Sunday, 13 January 2019

About Brexit - A Voter's Dilemma 2

A couple of months ago I wrote to my MP expressing some of the concerns outlined in my post,  About Brexit - A Voter's Dilemma.


Here is an extract:

'I want to be spoken to by politicians who respect me to the extent of thinking I might understand rational argument.

I don't want to be subjected to snake oil salesmanship designed to win me over by trickery rather than by convincing me by rationality and evidence.

My aversion to snake oil, and my wish to be spoken to by people who respect my ability to understand rational argument, are especially relevant to Brexit. Even my conservative thinking, Brexit voting, working class drinking mates in the [pub] are no longer so sure of themselves: 'We weren't given enough information', and 'All we got was remoaners versus £Zillion NHS promises on buses' are verbatim quotes from two of them.

I don't want an electoral choice which asks me to choose between racistsislamaphobe or antisemite.
There's a whole bunch of us out here who understand the simple logic of the idea that we can condemn some of Israel's behaviour without having to rewrite history and become holocaust deniers and anti-semites.
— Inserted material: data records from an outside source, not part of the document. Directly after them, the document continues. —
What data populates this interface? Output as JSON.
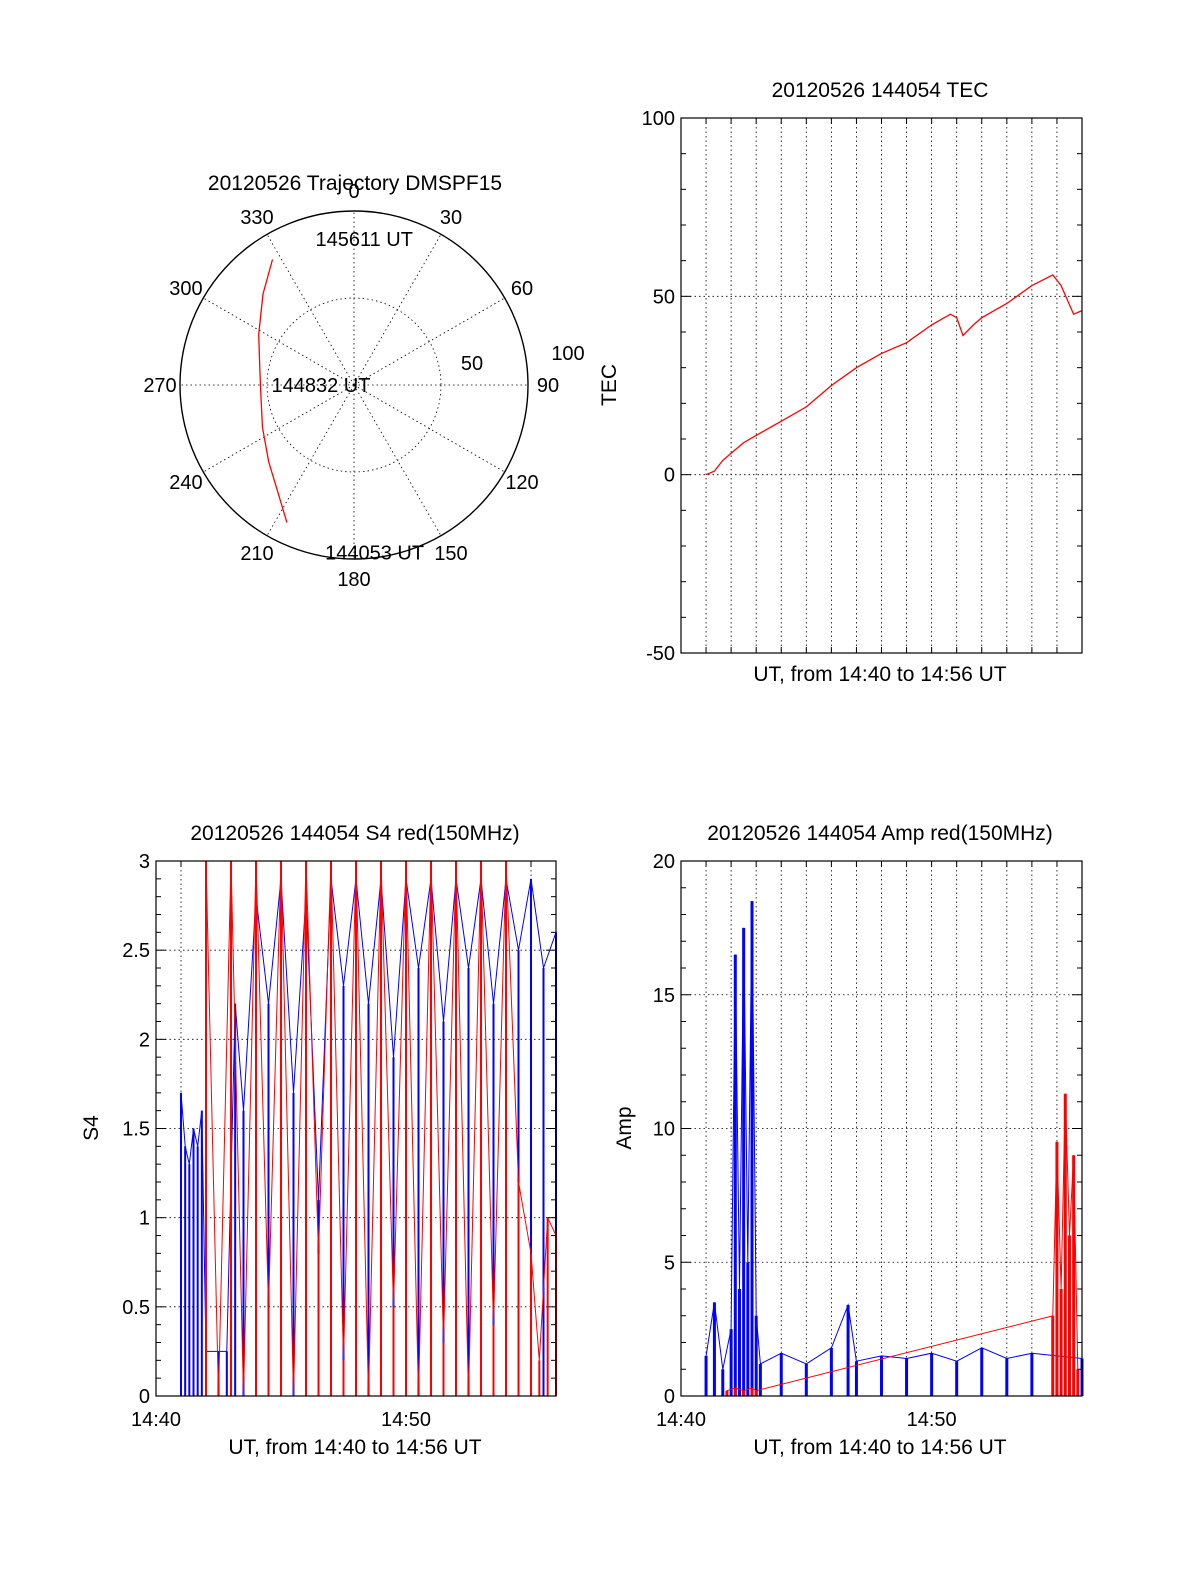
{
  "chart_data": [
    {
      "type": "polar",
      "title": "20120526 Trajectory DMSPF15",
      "angle_labels": [
        "0",
        "30",
        "60",
        "90",
        "120",
        "150",
        "180",
        "210",
        "240",
        "270",
        "300",
        "330"
      ],
      "radial_labels": [
        "50",
        "100"
      ],
      "rlim": [
        0,
        100
      ],
      "grid": true,
      "series": [
        {
          "color": "#ff0000",
          "points": [
            {
              "az": 206,
              "r": 88
            },
            {
              "az": 215,
              "r": 76
            },
            {
              "az": 228,
              "r": 66
            },
            {
              "az": 245,
              "r": 58
            },
            {
              "az": 262,
              "r": 54
            },
            {
              "az": 280,
              "r": 55
            },
            {
              "az": 298,
              "r": 62
            },
            {
              "az": 315,
              "r": 74
            },
            {
              "az": 327,
              "r": 86
            }
          ]
        }
      ],
      "annotations": [
        {
          "text": "145611 UT",
          "az": 4,
          "r": 84
        },
        {
          "text": "144832 UT",
          "az": 270,
          "r": 19
        },
        {
          "text": "144053 UT",
          "az": 173,
          "r": 97
        }
      ]
    },
    {
      "type": "line",
      "title": "20120526 144054 TEC",
      "xlabel": "UT, from 14:40 to 14:56 UT",
      "ylabel": "TEC",
      "xlim": [
        "14:40",
        "14:56"
      ],
      "ylim": [
        -50,
        100
      ],
      "yticks": [
        "-50",
        "0",
        "50",
        "100"
      ],
      "xticks": [],
      "grid": true,
      "series": [
        {
          "color": "#ff0000",
          "x": [
            "14:41:00",
            "14:41:20",
            "14:41:40",
            "14:42:00",
            "14:42:30",
            "14:43:00",
            "14:44:00",
            "14:45:00",
            "14:46:00",
            "14:47:00",
            "14:48:00",
            "14:49:00",
            "14:50:00",
            "14:50:45",
            "14:51:00",
            "14:51:15",
            "14:51:40",
            "14:52:00",
            "14:53:00",
            "14:54:00",
            "14:54:50",
            "14:55:10",
            "14:55:40",
            "14:56:00"
          ],
          "y": [
            0,
            1,
            4,
            6,
            9,
            11,
            15,
            19,
            25,
            30,
            34,
            37,
            42,
            45,
            44,
            39,
            42,
            44,
            48,
            53,
            56,
            53,
            45,
            46
          ]
        }
      ]
    },
    {
      "type": "line",
      "title": "20120526 144054 S4 red(150MHz)",
      "xlabel": "UT, from 14:40 to 14:56 UT",
      "ylabel": "S4",
      "xlim": [
        "14:40",
        "14:56"
      ],
      "ylim": [
        0,
        3
      ],
      "yticks": [
        "0",
        "0.5",
        "1",
        "1.5",
        "2",
        "2.5",
        "3"
      ],
      "xticks": [
        "14:40",
        "14:50"
      ],
      "grid": true,
      "series": [
        {
          "color": "#0000ff",
          "x": [
            "14:41:00",
            "14:41:10",
            "14:41:20",
            "14:41:30",
            "14:41:40",
            "14:41:50",
            "14:42:00",
            "14:42:30",
            "14:42:50",
            "14:43:10",
            "14:43:30",
            "14:44:00",
            "14:44:30",
            "14:45:00",
            "14:45:30",
            "14:46:00",
            "14:46:30",
            "14:47:00",
            "14:47:30",
            "14:48:00",
            "14:48:30",
            "14:49:00",
            "14:49:30",
            "14:50:00",
            "14:50:30",
            "14:51:00",
            "14:51:30",
            "14:52:00",
            "14:52:30",
            "14:53:00",
            "14:53:30",
            "14:54:00",
            "14:54:30",
            "14:55:00",
            "14:55:30",
            "14:56:00"
          ],
          "y": [
            1.7,
            1.4,
            1.3,
            1.5,
            1.4,
            1.6,
            0.25,
            0.25,
            0.25,
            2.2,
            1.6,
            2.8,
            2.2,
            2.9,
            1.7,
            2.8,
            1.1,
            2.9,
            2.3,
            2.9,
            2.2,
            2.9,
            1.9,
            2.9,
            2.4,
            2.9,
            2.1,
            2.9,
            2.4,
            2.9,
            2.2,
            2.9,
            2.5,
            2.9,
            2.4,
            2.6
          ]
        },
        {
          "color": "#ff0000",
          "x": [
            "14:42:00",
            "14:42:30",
            "14:43:00",
            "14:43:30",
            "14:44:00",
            "14:44:30",
            "14:45:00",
            "14:45:30",
            "14:46:00",
            "14:46:30",
            "14:47:00",
            "14:47:30",
            "14:48:00",
            "14:48:30",
            "14:49:00",
            "14:49:30",
            "14:50:00",
            "14:50:30",
            "14:51:00",
            "14:51:30",
            "14:52:00",
            "14:52:30",
            "14:53:00",
            "14:53:30",
            "14:54:00",
            "14:54:30",
            "14:55:00",
            "14:55:20",
            "14:55:40",
            "14:56:00"
          ],
          "y": [
            3,
            0,
            3,
            0,
            3,
            0.5,
            3,
            0,
            3,
            0.8,
            3,
            0.2,
            3,
            0,
            3,
            0.5,
            3,
            0,
            3,
            0.3,
            3,
            0,
            3,
            0.4,
            3,
            1.2,
            0.8,
            0.2,
            1.0,
            0.9
          ]
        }
      ]
    },
    {
      "type": "line",
      "title": "20120526 144054 Amp red(150MHz)",
      "xlabel": "UT, from 14:40 to 14:56 UT",
      "ylabel": "Amp",
      "xlim": [
        "14:40",
        "14:56"
      ],
      "ylim": [
        0,
        20
      ],
      "yticks": [
        "0",
        "5",
        "10",
        "15",
        "20"
      ],
      "xticks": [
        "14:40",
        "14:50"
      ],
      "grid": true,
      "series": [
        {
          "color": "#0000ff",
          "x": [
            "14:41:00",
            "14:41:20",
            "14:41:40",
            "14:42:00",
            "14:42:10",
            "14:42:20",
            "14:42:30",
            "14:42:40",
            "14:42:50",
            "14:43:00",
            "14:43:10",
            "14:44:00",
            "14:45:00",
            "14:46:00",
            "14:46:40",
            "14:47:00",
            "14:48:00",
            "14:49:00",
            "14:50:00",
            "14:51:00",
            "14:52:00",
            "14:53:00",
            "14:54:00",
            "14:55:00",
            "14:56:00"
          ],
          "y": [
            1.5,
            3.5,
            1.0,
            2.5,
            16.5,
            4.0,
            17.5,
            5.0,
            18.5,
            3.0,
            1.2,
            1.6,
            1.2,
            1.8,
            3.4,
            1.3,
            1.5,
            1.4,
            1.6,
            1.3,
            1.8,
            1.4,
            1.6,
            1.5,
            1.4
          ]
        },
        {
          "color": "#ff0000",
          "x": [
            "14:41:50",
            "14:42:10",
            "14:42:30",
            "14:42:50",
            "14:43:00",
            "14:54:50",
            "14:55:00",
            "14:55:10",
            "14:55:20",
            "14:55:30",
            "14:55:40",
            "14:55:50"
          ],
          "y": [
            0.2,
            0.3,
            0.2,
            0.3,
            0.2,
            3.0,
            9.5,
            4.0,
            11.3,
            6.0,
            9.0,
            1.0
          ]
        }
      ]
    }
  ]
}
At the same time I do not want a party who are cowed by zealots who scream racist every time someone raises a concern about immigration.
(Gordon Brown – 'Bigotgate'?)

I don't want the condescension which leads posh politicians to make clumsy attempts to drink beer or eat pies (past Labour leaders), or to make feeble Bernard Manning type jokes (BoJo) - in a cringe-making effort to get down with the man in the pub.
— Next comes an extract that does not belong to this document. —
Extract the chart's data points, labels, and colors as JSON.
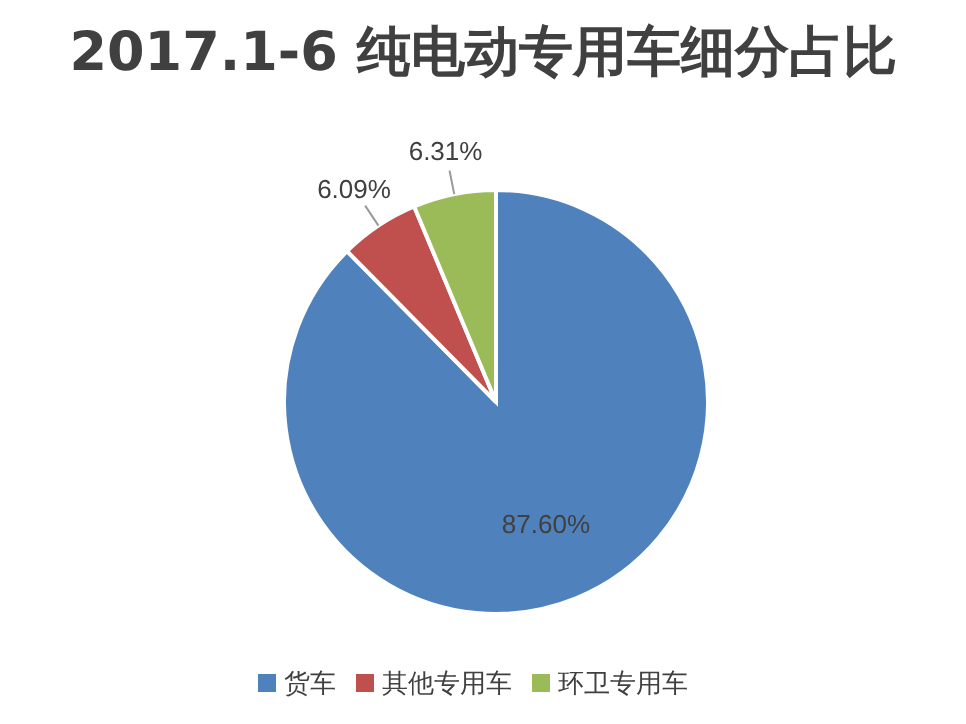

And speaking of this demographic, I want a party that recognises that the working class are no longer wearing clogs and flat caps and working in mills, and that they are mostly not employed in strategically powerful union-represented industries. And that, unlike other deserving groups in society, who are recognised and represented, they get very little recognition except, perhaps, in the form of blame.

I am fed up with issues being presented as two part oppositions – Doom versus Paradise.
There may have been validity in this when the Left had a huge homogeneous core of big industry clock punchers all in search of a better sort of state. But now it is insulting. We are more or less 50:50 for and against Brexit for instance. So is half the populace stupid? If we leave the EU or not, a large number of people will be very unhappy – and their concerns should be treated with respect and not with derision.
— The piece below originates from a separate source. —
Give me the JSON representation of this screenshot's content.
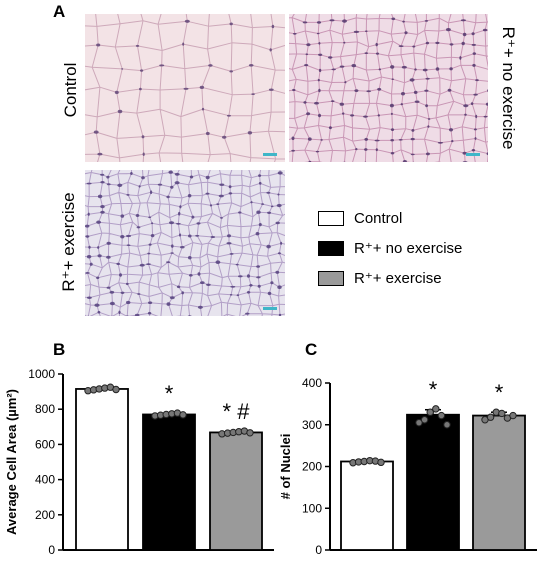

Another destructive consequence of such false opposition is that it creates an illusion that Goodies are totally good and Baddies are totally bad. In the case of the EU I fear that a second referendum, if it were to happen and if it came out in favour of Remain, would be taken as a seal of approval for the EU as it is. But I think there is much wrong with it. It's just that I think recent events are a wake-up call and we should be working to change it from within. Similarly, I think there's a lot wrong with the NHS - but I certainly don't want to lose it and would be happy to pay more in tax for it. So as well as supporting it I want it to be looked at critically.


In short, I want grown-up political parties that treat me as a grown-up, tell me what they want to achieve and why, and which do a bit of fact-checking before offering what they want me to think is evidence. Parties that are not spooked by tunnel visioned zealots or that mistake the one liners of Twitter for anything other than the modern version of poison pen letters.

As someone who works with people from many countries I desperately want the bunch of gurning caricatures currently humiliating my country in the eyes of the world to be replaced by grownups.'


I hope to expand on some of these points in further posts.